Mais, bien qu’entièrement séparé de l’ancienne vie pécheresse, le nouvel esprit n’en est encore qu’à ses débuts, et devant lui s’étendent d’innombrables étapes de progrès et de développement. Le gland est aussi complet dans ses parties que le chêne de mille ans, mais il n’est pas aussi développé. Ainsi, l’âme qui vient de recevoir le Christ comme sa vie permanente et sa sanctifi-cation est aussi entièrement sanctifiée et aussi complètement unie à Lui qu’Enoch ou Jean aujourd’hui, mais elle n’est pas aussi mûre.
C’est le sens de la croissance chrétienne : nous ne grandissons pas dans la sainteté, nous recevons la sainteté en Christ comme une vie complète et divine ; complète dans toutes ses parties depuis le commencement, et divine, comme Christ l’est. Mais elle est comme le Christ enfant sur le sein de Marie, et elle doit grandir pour atteindre toute la plénitude de la stature de l’homme parfait en Christ.
C’est le travail du Saint-Esprit, en tant que mère et infirmière, enseignante, éducatrice, protectrice de notre vie spirituelle.
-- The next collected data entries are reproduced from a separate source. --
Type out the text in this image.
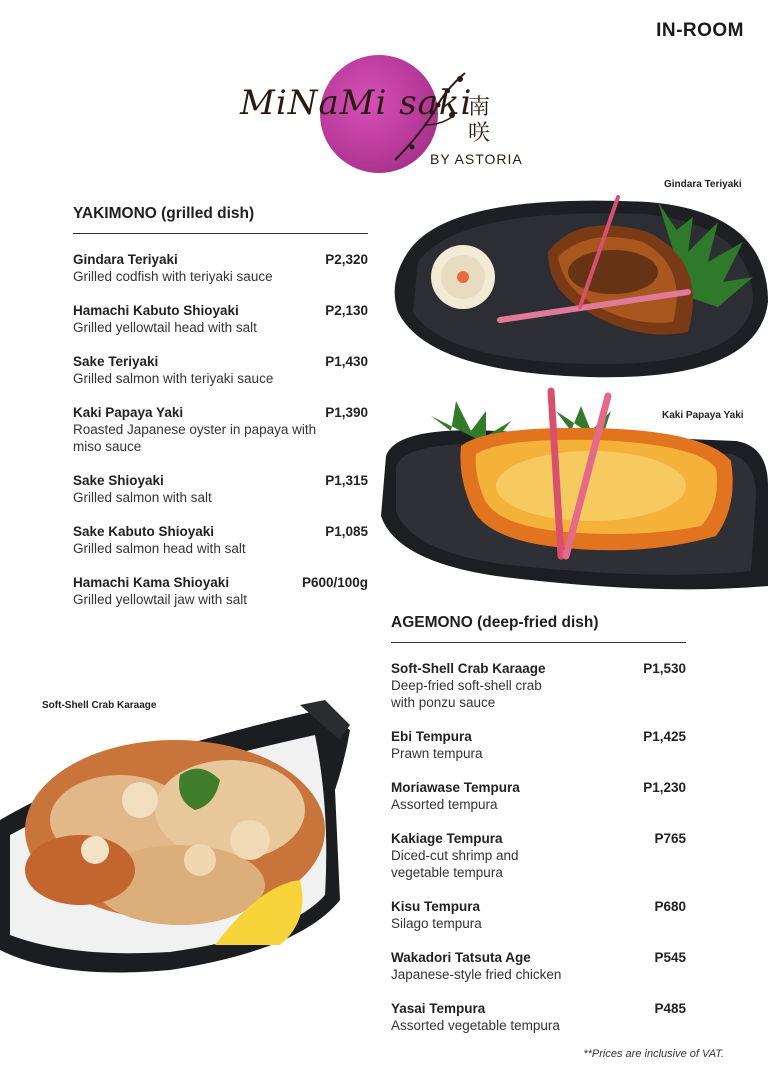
IN-ROOM
MiNaMi saki
南
咲
BY ASTORIA
YAKIMONO (grilled dish)
Gindara Teriyaki
Grilled codfish with teriyaki sauce
P2,320
Hamachi Kabuto Shioyaki
Grilled yellowtail head with salt
P2,130
Sake Teriyaki
Grilled salmon with teriyaki sauce
P1,430
Kaki Papaya Yaki
Roasted Japanese oyster in papaya with miso sauce
P1,390
Sake Shioyaki
Grilled salmon with salt
P1,315
Sake Kabuto Shioyaki
Grilled salmon head with salt
P1,085
Hamachi Kama Shioyaki
Grilled yellowtail jaw with salt
P600/100g
Gindara Teriyaki
Kaki Papaya Yaki
AGEMONO (deep-fried dish)
Soft-Shell Crab Karaage
Deep-fried soft-shell crab
with ponzu sauce
P1,530
Ebi Tempura
Prawn tempura
P1,425
Moriawase Tempura
Assorted tempura
P1,230
Kakiage Tempura
Diced-cut shrimp and
vegetable tempura
P765
Kisu Tempura
Silago tempura
P680
Wakadori Tatsuta Age
Japanese-style fried chicken
P545
Yasai Tempura
Assorted vegetable tempura
P485
Soft-Shell Crab Karaage
**Prices are inclusive of VAT.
C’est dans ce contexte que nous devons ap-prendre à marcher dans l’Esprit, et à nous élever avec Lui dans tout le bon plaisir de sa bonté, et l’œuvre de la foi avec puissance, jusqu’à ce que nous ayons atteint la plénitude de sa propre prière pour nous : « Le Dieu de paix qui a ressuscité d’entre les morts le Seigneur Jésus-Christ, grand Pasteur des brebis, par le sang de l’alliance éternelle, vous rendra parfaits en toute bonne œuvre pour faire sa volonté, en opérant en vous ce qui est agréable à ses yeux, par Jésus-Christ, à qui soit la gloire aux siècles des siècles. Amen » (Hébreux 13.20-21).